One year ago the oil tanker Prestige began breaking up off the north west coast of Spain, eventually spilling more than 50,000 tons of oil into the sea. Pollution spread across the region of Galicia and further along the Portuguese and French coasts, devastating the local fishing industry and covering hundreds of beaches with oil. The Spanish government estimates that cleaning up the spill will cost at least EUR 1 bn (£ 694 mm).
Scottish student Gavin Humphreys, 21, was on an Erasmus year at the University of Santiago de Compostela in Galicia in November of last year. Mr Humphreys, from near Dingwall in Ross-shire, said that he remembered hearing about the worse than usual weather on the radio at the time.

"I followed the story until it sunk a week later and the oil started hitting the coast," he said. "I tried to find out how to volunteer to help and managed to pick up that there was a meeting the next day in front of the cathedral, where a bus would take us to the coast.When we arrived we were supplied with wellies, waterproofs, gloves, face-mask and goggles, and my bus, the first of the three, went off to a beautiful, wee cove beach.”
"When we arrived the situation was controlled by a UK expert in oil spills along with a man from a local ecological organisation, who made sure everybody was doing the job right. We started at the water and worked our way up, gathering the oil and putting it into plastic buckets using our gloves.”

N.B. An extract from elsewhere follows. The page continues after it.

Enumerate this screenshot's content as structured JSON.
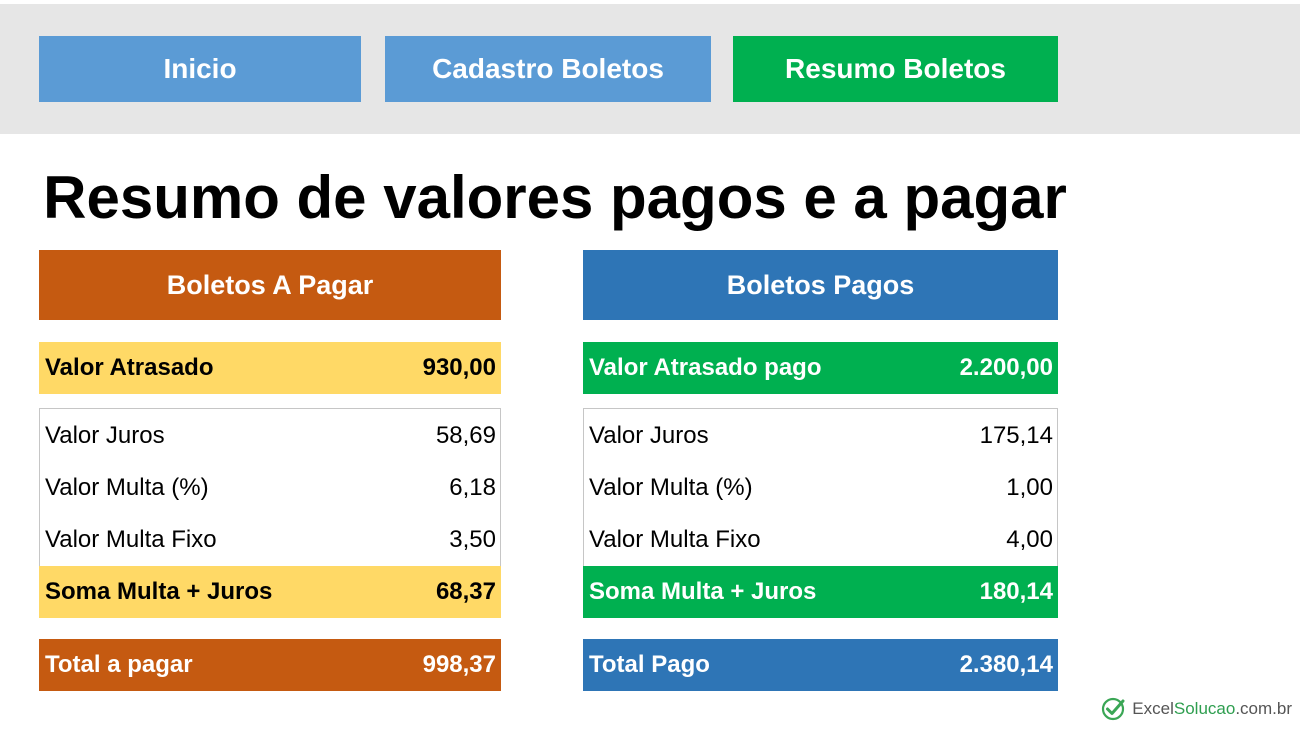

"In the afternoon I changed my position in the chain and helped carry the buckets of oil up the hill to where the skip was. At the end of the day the volunteers washed down their boots, put on their shoes and headed back to the small farming township to get their bus.” Mr Humphreys said the next day went along the same lines, but with less people and a lot less formality.
"The rain and wind was also replaced by lovely sunshine which made for a more relaxed atmosphere," he explained. "The use of a vehicle made the job of taking the tar up the hill a lot simpler and we cleared 16 tons of oil. The vehicle was supplied by Southampton-based Oil Spill Response, who had a team of eight in Galicia and are owned by the oil companies and are permanently ready to act when there is an incident.”

"By the end of the day the beach was officially uncontaminated, although it still looked pretty bad at the top, the theory being that it would probably do more harm than good to pull it off with all the vegetation. The worst covered boulders were to be removed by bulldozer and then volunteers were to return in six months to see how the area was recovering. It was horrible, dirty and heavy work and I suppose the number of volunteers may have waned over the weeks and months but I'm glad I did my bit."
The Aberdeen University student has now returned to Scotland to complete his degree in Hispanic Studies and International Relations. On the anniversary of the disaster, the RSPB has revealed figures showing that thousands of seabirds killed in the slick came from nesting grounds in north and west Scotland and around the Irish Sea.